David Ford slams Arlene Foster 'for putting self-interest ahead of victims' rights'
First Minister Arlene Foster has been accused of putting politics and her party ahead of the needs of Troubles victims.
Alliance leader David Ford said the DUP leader's assertion that any deal on legacy issues will have to wait until after the Assembly election in May was "sad".
"She was effectively saying that electoral politics came first: that dealing with the past requires leadership and she and others weren't prepared to show leadership in case it cost their party votes," he argued.

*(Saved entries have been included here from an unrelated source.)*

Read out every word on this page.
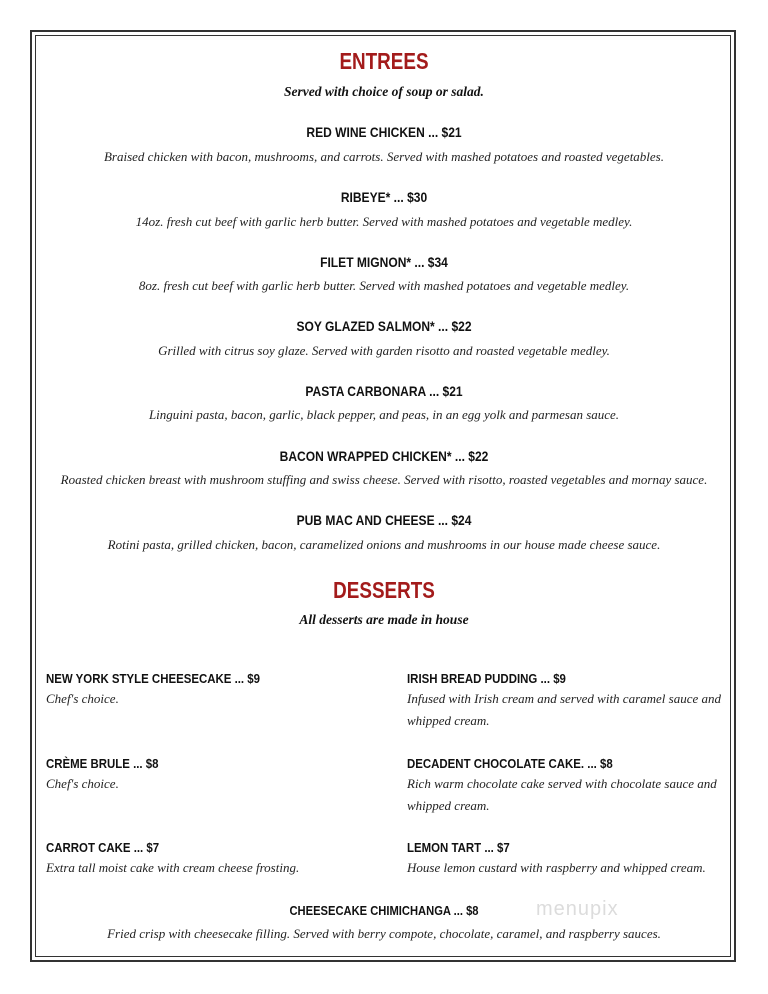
ENTREES
Served with choice of soup or salad.
RED WINE CHICKEN ... $21
Braised chicken with bacon, mushrooms, and carrots. Served with mashed potatoes and roasted vegetables.
RIBEYE* ... $30
14oz. fresh cut beef with garlic herb butter. Served with mashed potatoes and vegetable medley.
FILET MIGNON* ... $34
8oz. fresh cut beef with garlic herb butter. Served with mashed potatoes and vegetable medley.
SOY GLAZED SALMON* ... $22
Grilled with citrus soy glaze. Served with garden risotto and roasted vegetable medley.
PASTA CARBONARA ... $21
Linguini pasta, bacon, garlic, black pepper, and peas, in an egg yolk and parmesan sauce.
BACON WRAPPED CHICKEN* ... $22
Roasted chicken breast with mushroom stuffing and swiss cheese. Served with risotto, roasted vegetables and mornay sauce.
PUB MAC AND CHEESE ... $24
Rotini pasta, grilled chicken, bacon, caramelized onions and mushrooms in our house made cheese sauce.
DESSERTS
All desserts are made in house
NEW YORK STYLE CHEESECAKE ... $9
Chef's choice.
CRÈME BRULE ... $8
Chef's choice.
CARROT CAKE ... $7
Extra tall moist cake with cream cheese frosting.
IRISH BREAD PUDDING ... $9
Infused with Irish cream and served with caramel sauce and whipped cream.
DECADENT CHOCOLATE CAKE. ... $8
Rich warm chocolate cake served with chocolate sauce and whipped cream.
LEMON TART ... $7
House lemon custard with raspberry and whipped cream.
CHEESECAKE CHIMICHANGA ... $8
Fried crisp with cheesecake filling. Served with berry compote, chocolate, caramel, and raspberry sauces.
menupix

"Party first, victims second: so much for new leadership."
Addressing his party's annual conference, Mr Ford also charged Secretary of State Theresa Villiers with ignoring victims in the negotiations which led to Stormont's Fresh Start deal between the DUP and Sinn Fein.
"We told her she had the leverage to secure a genuinely comprehensive agreement, but when a deal seemed easier to secure by ignoring - repeat, ignoring - victims, she blinked," he claimed.
In what could be his final conference speech as Alliance leader, Mr Ford called for an end to the "stop-go-pause-rewind" politics at Stormont,
Mr Ford, who is standing down as Justice Minister, also attacked Sinn Fein as being "economically illiterate".
Personal attacks on leader Gerry Adams were unfair, he said, adding: "The whole of Sinn Fein is economically illiterate, in the Assembly, just as they are in the Dail."
SF's promise to protect all welfare claimants indefinitely was "just impossible to fund" and the move of the Department of Agriculture headquarters to Ballykelly was going ahead "without a business case" Mr Ford said. "However, we shouldn't just criticise nationalists for that. The DUP are letting them away with the Ballykelly move, oblivious to the waste of money and the potential damage to business continuity," the Alliance chief claimed.
To applause, he told the gathering at the La Mon Hotel on Saturday of his "disgust" that women with experience of a pregnancy involving fatal foetal abnormality had been let down by the DUP, UUP and the SDLP.
And he said the DUP had "sought to cloud the issue" by saying Mrs Foster had asked Health Minister Simon Hamilton to set up an expert group - the initial deadline for which had now passed.
"Nice soundbite, if you ignore the fact that I asked the DUP Health Minister to share a consultation two-and-a-half years ago and I have never yet had a reply," he said.
Mr Ford paid tribute to three MLAs who were not standing for re-election - Anna Lo, Judith Cochrane and Kieran McCarthy - and revealed his election manifesto will include new legislation on integrated education and the environment; a climate change Bill, and an independent Environment Protection Agency.
In her speech, Alliance deputy leader Naomi Long said the whiff of corruption in Northern Ireland politics was now "a stench".
Despite past instances of corruption and greed, the coming election was taking place against the backdrop of a new Stormont expenses scandal and ongoing revelations around the Nama affair, she said.
After taking six months out to consider her future, and whether she wanted to return to political life, Mrs Long called the Fresh Start deal agreed in November "the most ironically named political agreement of all-time".
Seen by many as a racing certainty to replace Mr Ford when he stands down, she made clear she wanted to return to Stormont an elected MLA - after the East Belfast Westminster seat she snatched from Peter Robinson in 2010 went back to the DUP.